Conviction Scoring and Regime Gating
The most important structural innovation in modern institutional macro-FX frameworks is conviction scoring that is explicitly conditioned on the volatility regime. This is not just about position sizing — it is about recognizing that the signal-to-noise ratio of fundamental inputs varies systematically with the macro environment.
In a calm volatility regime, rate differentials are highly predictive, carry trades function normally, and fundamental signals can be acted on at full conviction. In a stressed regime, fundamental signals degrade rapidly — safe-haven flows, forced deleveraging, and liquidity spirals overwhelm fundamentals. Full conviction in stressed conditions is not confidence; it is recklessness.
The 4xForecaster conviction scale (1–4 dots) implements this regime conditioning explicitly. A maximum 4-dot conviction is only possible in a Calm regime. In Caution, conviction is capped at 3. In Stress, no directional bias is presented at maximum conviction — the framework acknowledges the reduced reliability of all fundamental inputs.

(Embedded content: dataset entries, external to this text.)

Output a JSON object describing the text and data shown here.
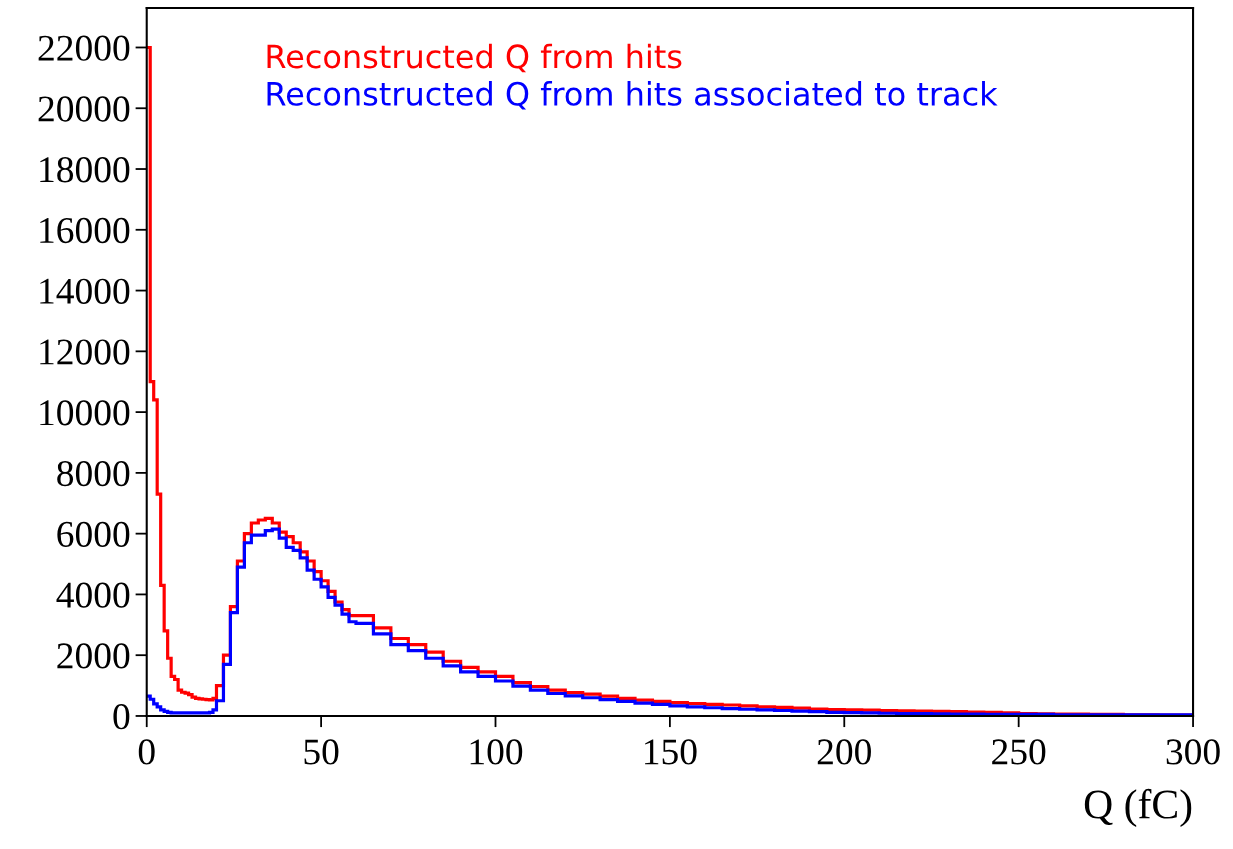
{
  "chart_data": {
    "type": "histogram",
    "xlabel": "Q (fC)",
    "bins": [
      0,
      1,
      2,
      3,
      4,
      5,
      6,
      7,
      8,
      9,
      10,
      11,
      12,
      13,
      14,
      15,
      16,
      17,
      18,
      19,
      20,
      22,
      24,
      26,
      28,
      30,
      32,
      34,
      36,
      38,
      40,
      42,
      44,
      46,
      48,
      50,
      52,
      54,
      56,
      58,
      60,
      65,
      70,
      75,
      80,
      85,
      90,
      95,
      100,
      105,
      110,
      115,
      120,
      125,
      130,
      135,
      140,
      145,
      150,
      155,
      160,
      165,
      170,
      175,
      180,
      185,
      190,
      195,
      200,
      205,
      210,
      215,
      220,
      225,
      230,
      235,
      240,
      245,
      250,
      255,
      260,
      265,
      270,
      275,
      280,
      285,
      290,
      295,
      300
    ],
    "series": [
      {
        "name": "Reconstructed Q from hits",
        "color": "#ff0000",
        "values": [
          22000,
          11000,
          10400,
          7300,
          4300,
          2800,
          1900,
          1300,
          1200,
          850,
          780,
          750,
          700,
          620,
          580,
          560,
          550,
          540,
          530,
          580,
          1000,
          2000,
          3600,
          5100,
          6000,
          6350,
          6450,
          6500,
          6350,
          6050,
          5900,
          5700,
          5400,
          5100,
          4750,
          4450,
          4100,
          3750,
          3500,
          3300,
          3300,
          2900,
          2550,
          2350,
          2100,
          1800,
          1600,
          1450,
          1300,
          1100,
          970,
          850,
          770,
          720,
          650,
          580,
          520,
          480,
          440,
          410,
          380,
          360,
          330,
          300,
          280,
          260,
          230,
          210,
          200,
          190,
          180,
          170,
          160,
          150,
          140,
          130,
          120,
          100,
          80,
          70,
          60,
          60,
          50,
          50,
          40,
          40,
          30,
          30
        ]
      },
      {
        "name": "Reconstructed Q from hits associated to track",
        "color": "#0000ff",
        "values": [
          650,
          550,
          400,
          300,
          200,
          150,
          120,
          100,
          100,
          100,
          100,
          100,
          100,
          100,
          100,
          100,
          100,
          100,
          120,
          200,
          500,
          1700,
          3400,
          4900,
          5700,
          5950,
          5950,
          6100,
          6150,
          5850,
          5550,
          5450,
          5200,
          4800,
          4500,
          4250,
          3900,
          3650,
          3350,
          3100,
          3050,
          2700,
          2350,
          2150,
          1900,
          1650,
          1450,
          1300,
          1150,
          980,
          850,
          740,
          660,
          600,
          540,
          480,
          420,
          380,
          330,
          300,
          270,
          240,
          220,
          200,
          180,
          160,
          140,
          120,
          110,
          100,
          90,
          80,
          80,
          70,
          60,
          60,
          50,
          50,
          50,
          50,
          40,
          40,
          40,
          40,
          40,
          40,
          40,
          40
        ]
      }
    ],
    "xlim": [
      0,
      300
    ],
    "xticks": [
      0,
      50,
      100,
      150,
      200,
      250,
      300
    ],
    "ylim": [
      0,
      23300
    ],
    "yticks": [
      0,
      2000,
      4000,
      6000,
      8000,
      10000,
      12000,
      14000,
      16000,
      18000,
      20000,
      22000
    ],
    "legend": "top left",
    "grid": false
  }
}
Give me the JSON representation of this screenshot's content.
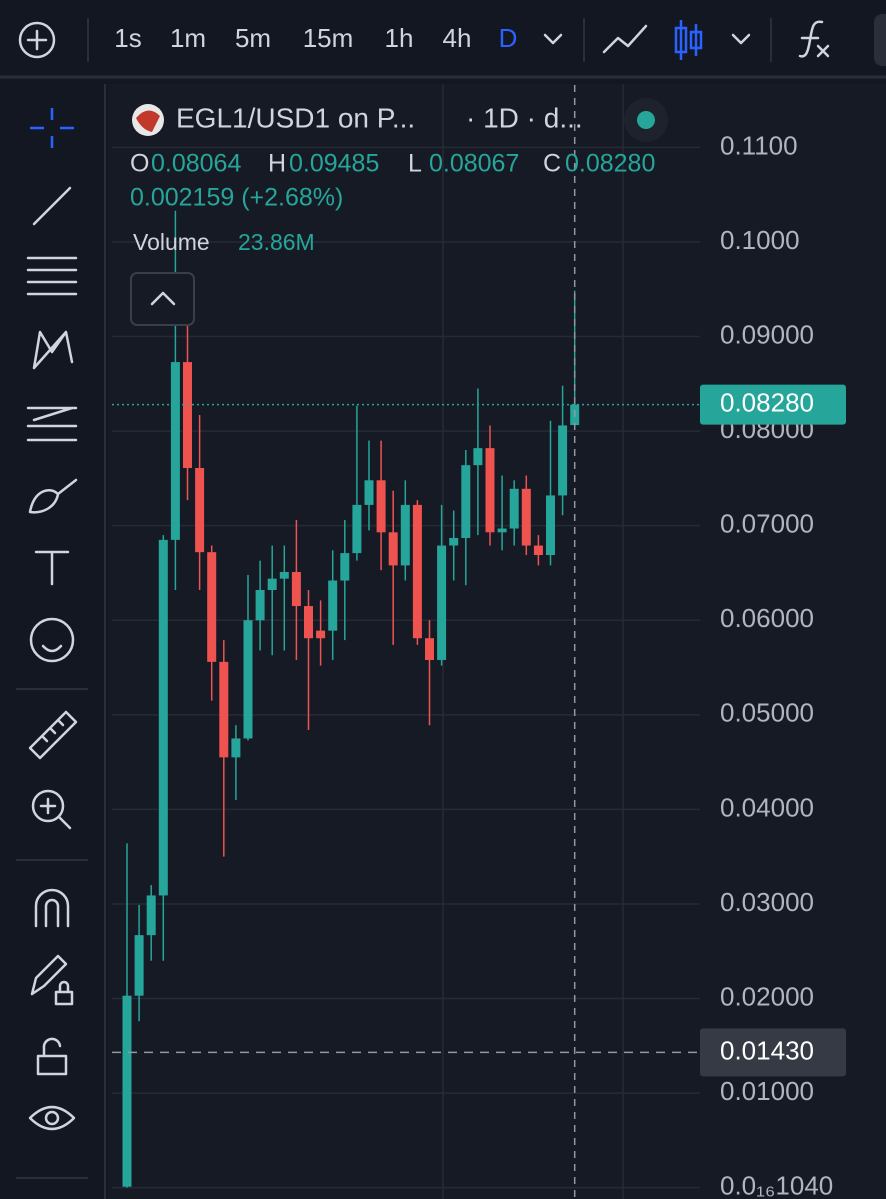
{
  "toolbar": {
    "intervals": [
      "1s",
      "1m",
      "5m",
      "15m",
      "1h",
      "4h"
    ],
    "active_interval": "D"
  },
  "chart_data": {
    "type": "candlestick",
    "title": "EGL1/USD1 on P...",
    "subtitle": "· 1D · d...",
    "ohlc_labels": [
      "O",
      "H",
      "L",
      "C"
    ],
    "ohlc_values": [
      "0.08064",
      "0.09485",
      "0.08067",
      "0.08280"
    ],
    "change": "0.002159 (+2.68%)",
    "volume_label": "Volume",
    "volume_value": "23.86M",
    "up_color": "#26a69a",
    "down_color": "#ef5350",
    "open": [
      0.0001,
      0.0203,
      0.0267,
      0.0309,
      0.0685,
      0.0873,
      0.0761,
      0.0672,
      0.0556,
      0.0455,
      0.0475,
      0.06,
      0.0632,
      0.0644,
      0.0651,
      0.0615,
      0.0589,
      0.0589,
      0.0642,
      0.0671,
      0.0722,
      0.0748,
      0.0693,
      0.0658,
      0.0722,
      0.0581,
      0.0558,
      0.0679,
      0.0687,
      0.0764,
      0.0782,
      0.0693,
      0.0697,
      0.0739,
      0.0679,
      0.0669,
      0.0732,
      0.08064
    ],
    "high": [
      0.0364,
      0.0299,
      0.032,
      0.069,
      0.1033,
      0.0917,
      0.0817,
      0.0679,
      0.0579,
      0.0489,
      0.0648,
      0.0663,
      0.0679,
      0.0679,
      0.0706,
      0.0632,
      0.0621,
      0.0674,
      0.0706,
      0.0827,
      0.079,
      0.079,
      0.0737,
      0.0748,
      0.0727,
      0.06,
      0.0722,
      0.0716,
      0.078,
      0.0845,
      0.0806,
      0.0753,
      0.0748,
      0.0753,
      0.069,
      0.0811,
      0.0848,
      0.09485
    ],
    "low": [
      0.0,
      0.0176,
      0.024,
      0.024,
      0.0632,
      0.0727,
      0.0632,
      0.0515,
      0.035,
      0.041,
      0.0473,
      0.0568,
      0.0563,
      0.0568,
      0.0558,
      0.0484,
      0.0552,
      0.0558,
      0.0579,
      0.0663,
      0.0695,
      0.0653,
      0.0574,
      0.0642,
      0.0574,
      0.0489,
      0.0552,
      0.0642,
      0.0637,
      0.069,
      0.0679,
      0.0674,
      0.0679,
      0.0669,
      0.0658,
      0.0658,
      0.0711,
      0.08067
    ],
    "close": [
      0.0203,
      0.0267,
      0.0309,
      0.0685,
      0.0873,
      0.0761,
      0.0672,
      0.0556,
      0.0455,
      0.0475,
      0.06,
      0.0632,
      0.0644,
      0.0651,
      0.0615,
      0.0581,
      0.0581,
      0.0642,
      0.0671,
      0.0722,
      0.0748,
      0.0693,
      0.0658,
      0.0722,
      0.0581,
      0.0558,
      0.0679,
      0.0687,
      0.0764,
      0.0782,
      0.0693,
      0.0697,
      0.0739,
      0.0679,
      0.0669,
      0.0732,
      0.0806,
      0.0828
    ],
    "ylim": [
      -0.0012,
      0.1166
    ],
    "yticks": [
      {
        "value": 0.11,
        "label": "0.1100"
      },
      {
        "value": 0.1,
        "label": "0.1000"
      },
      {
        "value": 0.09,
        "label": "0.09000"
      },
      {
        "value": 0.08,
        "label": "0.08000"
      },
      {
        "value": 0.07,
        "label": "0.07000"
      },
      {
        "value": 0.06,
        "label": "0.06000"
      },
      {
        "value": 0.05,
        "label": "0.05000"
      },
      {
        "value": 0.04,
        "label": "0.04000"
      },
      {
        "value": 0.03,
        "label": "0.03000"
      },
      {
        "value": 0.02,
        "label": "0.02000"
      },
      {
        "value": 0.01,
        "label": "0.01000"
      },
      {
        "value": 1.04e-17,
        "label": "0.0₁₆1040"
      }
    ],
    "grid": true,
    "last_price": {
      "value": 0.0828,
      "label": "0.08280"
    },
    "crosshair_price": {
      "value": 0.0143,
      "label": "0.01430"
    }
  }
}
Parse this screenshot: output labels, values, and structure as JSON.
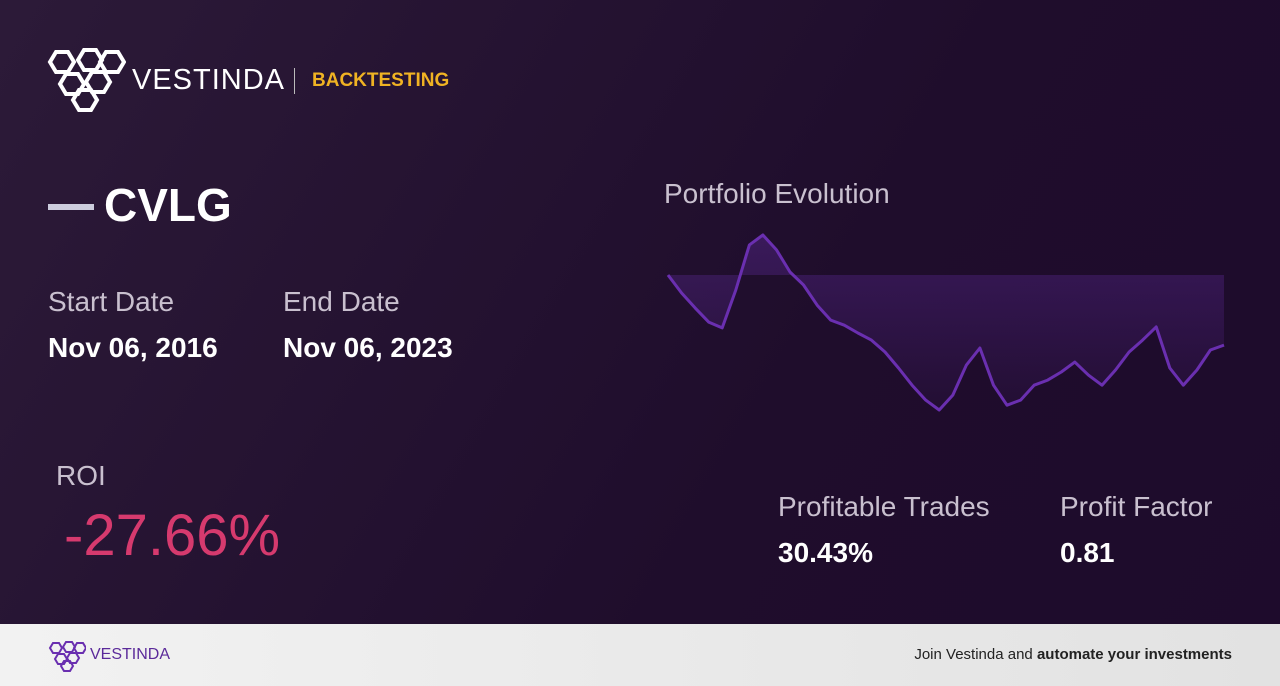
{
  "header": {
    "brand": "VESTINDA",
    "section": "BACKTESTING"
  },
  "ticker": "CVLG",
  "start_date": {
    "label": "Start Date",
    "value": "Nov 06, 2016"
  },
  "end_date": {
    "label": "End Date",
    "value": "Nov 06, 2023"
  },
  "roi": {
    "label": "ROI",
    "value": "-27.66%"
  },
  "profitable_trades": {
    "label": "Profitable Trades",
    "value": "30.43%"
  },
  "profit_factor": {
    "label": "Profit Factor",
    "value": "0.81"
  },
  "footer": {
    "brand": "VESTINDA",
    "cta_prefix": "Join Vestinda and",
    "cta_bold": "automate your investments"
  },
  "chart_data": {
    "type": "line",
    "title": "Portfolio Evolution",
    "color": "#6a2fb0",
    "values": [
      0,
      -7.1,
      -13,
      -18.6,
      -20.9,
      -5.9,
      11.9,
      15.8,
      9.9,
      1.2,
      -4,
      -11.9,
      -17.8,
      -19.8,
      -22.9,
      -25.7,
      -30.4,
      -36.7,
      -43.5,
      -49.4,
      -53.3,
      -47.4,
      -35.6,
      -28.8,
      -43.5,
      -51.4,
      -49.4,
      -43.5,
      -41.5,
      -38.3,
      -34.4,
      -39.5,
      -43.5,
      -37.5,
      -30.4,
      -25.7,
      -20.5,
      -36.7,
      -43.5,
      -37.5,
      -29.6,
      -27.66
    ]
  }
}
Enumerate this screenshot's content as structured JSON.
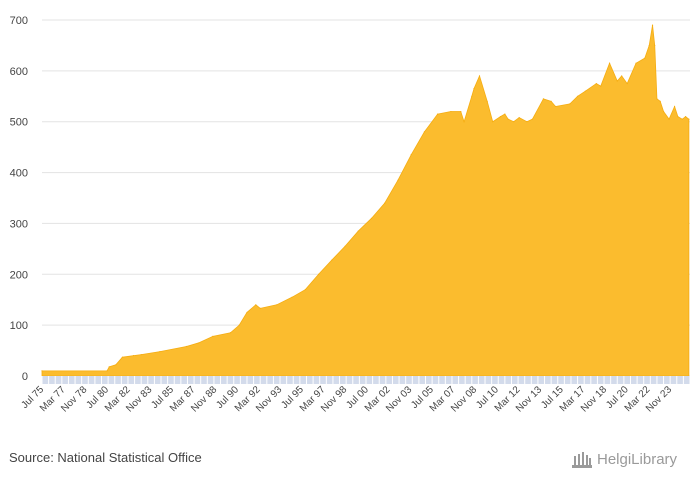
{
  "chart_data": {
    "type": "area",
    "title": "",
    "xlabel": "",
    "ylabel": "",
    "ylim": [
      0,
      700
    ],
    "yticks": [
      0,
      100,
      200,
      300,
      400,
      500,
      600,
      700
    ],
    "grid": true,
    "legend": "none",
    "fill_color": "#fbbc2e",
    "x_tick_labels": [
      "Jul 75",
      "Mar 77",
      "Nov 78",
      "Jul 80",
      "Mar 82",
      "Nov 83",
      "Jul 85",
      "Mar 87",
      "Nov 88",
      "Jul 90",
      "Mar 92",
      "Nov 93",
      "Jul 95",
      "Mar 97",
      "Nov 98",
      "Jul 00",
      "Mar 02",
      "Nov 03",
      "Jul 05",
      "Mar 07",
      "Nov 08",
      "Jul 10",
      "Mar 12",
      "Nov 13",
      "Jul 15",
      "Mar 17",
      "Nov 18",
      "Jul 20",
      "Mar 22",
      "Nov 23"
    ],
    "x": [
      "1975-07",
      "1980-06",
      "1980-08",
      "1981-02",
      "1981-08",
      "1982-06",
      "1983-01",
      "1984-06",
      "1986-06",
      "1987-05",
      "1988-06",
      "1989-10",
      "1990-06",
      "1991-01",
      "1991-09",
      "1992-01",
      "1993-04",
      "1994-06",
      "1995-06",
      "1996-06",
      "1997-06",
      "1998-06",
      "1999-06",
      "2000-06",
      "2001-06",
      "2002-06",
      "2003-06",
      "2004-06",
      "2005-06",
      "2006-06",
      "2007-03",
      "2007-06",
      "2008-01",
      "2008-03",
      "2008-08",
      "2009-03",
      "2009-08",
      "2010-03",
      "2010-07",
      "2010-10",
      "2011-03",
      "2011-08",
      "2012-03",
      "2012-08",
      "2013-06",
      "2014-01",
      "2014-05",
      "2015-06",
      "2016-01",
      "2016-08",
      "2017-06",
      "2017-10",
      "2018-06",
      "2019-01",
      "2019-05",
      "2019-10",
      "2020-06",
      "2021-02",
      "2021-06",
      "2021-09",
      "2021-11",
      "2022-01",
      "2022-04",
      "2022-07",
      "2022-12",
      "2023-05",
      "2023-08",
      "2023-12",
      "2024-03",
      "2024-06"
    ],
    "values": [
      10,
      10,
      18,
      22,
      37,
      40,
      42,
      48,
      58,
      65,
      78,
      85,
      100,
      125,
      140,
      133,
      140,
      155,
      170,
      200,
      228,
      255,
      285,
      310,
      340,
      385,
      435,
      480,
      515,
      520,
      520,
      500,
      550,
      565,
      590,
      540,
      500,
      510,
      515,
      505,
      500,
      508,
      500,
      505,
      545,
      540,
      530,
      535,
      550,
      560,
      575,
      570,
      615,
      580,
      590,
      575,
      615,
      625,
      650,
      690,
      650,
      545,
      540,
      520,
      505,
      530,
      510,
      505,
      510,
      505
    ]
  },
  "source": "Source: National Statistical Office",
  "brand": {
    "name": "HelgiLibrary",
    "text_color": "#9a9a9a"
  }
}
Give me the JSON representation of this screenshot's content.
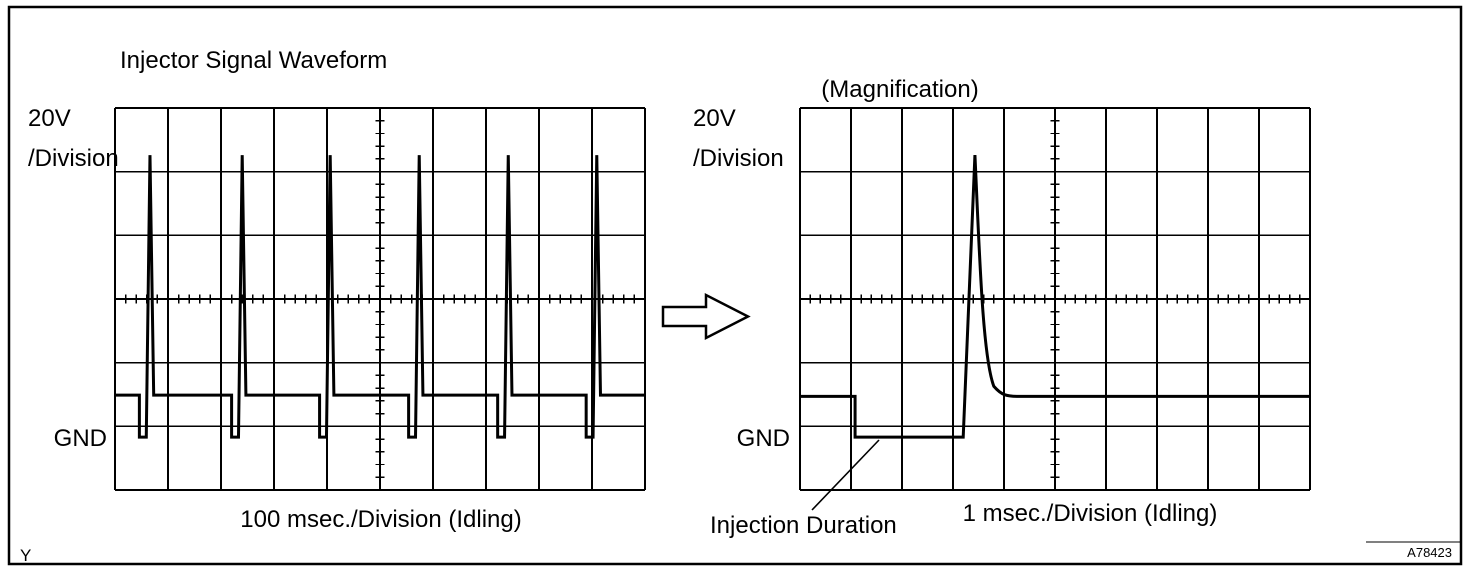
{
  "figure": {
    "corner_label": "Y",
    "code": "A78423"
  },
  "chart_data": [
    {
      "type": "line",
      "panel": "overview",
      "title": "Injector Signal Waveform",
      "xlabel": "100 msec./Division (Idling)",
      "ylabel": "20V/Division",
      "ylabel_lines": [
        "20V",
        "/Division"
      ],
      "gnd_label": "GND",
      "x_per_division": "100 msec.",
      "y_per_division": "20V",
      "grid_cols": 10,
      "grid_rows": 6,
      "grid": "on",
      "waveform": {
        "battery_level_div": 4.51,
        "gnd_level_div": 5.17,
        "peak_level_div": 0.74,
        "pulse_centers_div": [
          0.66,
          2.4,
          4.06,
          5.74,
          7.42,
          9.09
        ],
        "notch_width_div": 0.13,
        "spike_width_div": 0.14
      }
    },
    {
      "type": "line",
      "panel": "magnified",
      "title": "(Magnification)",
      "xlabel": "1 msec./Division (Idling)",
      "ylabel": "20V/Division",
      "ylabel_lines": [
        "20V",
        "/Division"
      ],
      "gnd_label": "GND",
      "annotation": "Injection Duration",
      "x_per_division": "1 msec.",
      "y_per_division": "20V",
      "grid_cols": 10,
      "grid_rows": 6,
      "grid": "on",
      "waveform": {
        "battery_level_div": 4.53,
        "gnd_level_div": 5.17,
        "peak_level_div": 0.74,
        "drop_x_div": 1.08,
        "rise_x_div": 3.2,
        "peak_x_div": 3.43,
        "settle_x_div": 4.3
      }
    }
  ]
}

Cross-Asset Confirmation as the Final Gate
Before any directional bias is presented at full conviction, cross-asset confirmation is checked. Sector rotation (XLU/SPY, XLE, XLF relative performance) must be consistent with the macro FX thesis. When cross-asset signals align with the fundamental chain, conviction is maintained. When they contradict — defensive rotation while rate differentials favor the dollar, for example — conviction is reduced until the discrepancy resolves.
This cross-asset gate is what distinguishes a systematic macro framework from a simple rate-differential model. The framework is never fully committed to any single signal; it continuously integrates multiple independent information sources and adjusts conviction accordingly.
References
- Engel, C., & Wu, S. (2023). "Forecasting the US Dollar in the 21st Century." Journal of International Economics, 141, 103709.
- Meese, R., & Rogoff, K. (1983). "Empirical exchange rate models of the seventies: Do they fit out of sample?" Journal of International Economics, 14(1–2), 3–24.
- Engel, C., Mark, N., & West, K. D. (2008). "Exchange rate models are not as bad as you think." NBER Macroeconomics Annual, 22, 381–441.
- Lustig, H., Roussanov, N., & Verdelhan, A. (2011). "Common risk factors in currency markets." Review of Financial Studies, 24(11), 3731–3777.
- Rossi, B. (2013). "Exchange rate predictability." Journal of Economic Literature, 51(4), 1063–1119.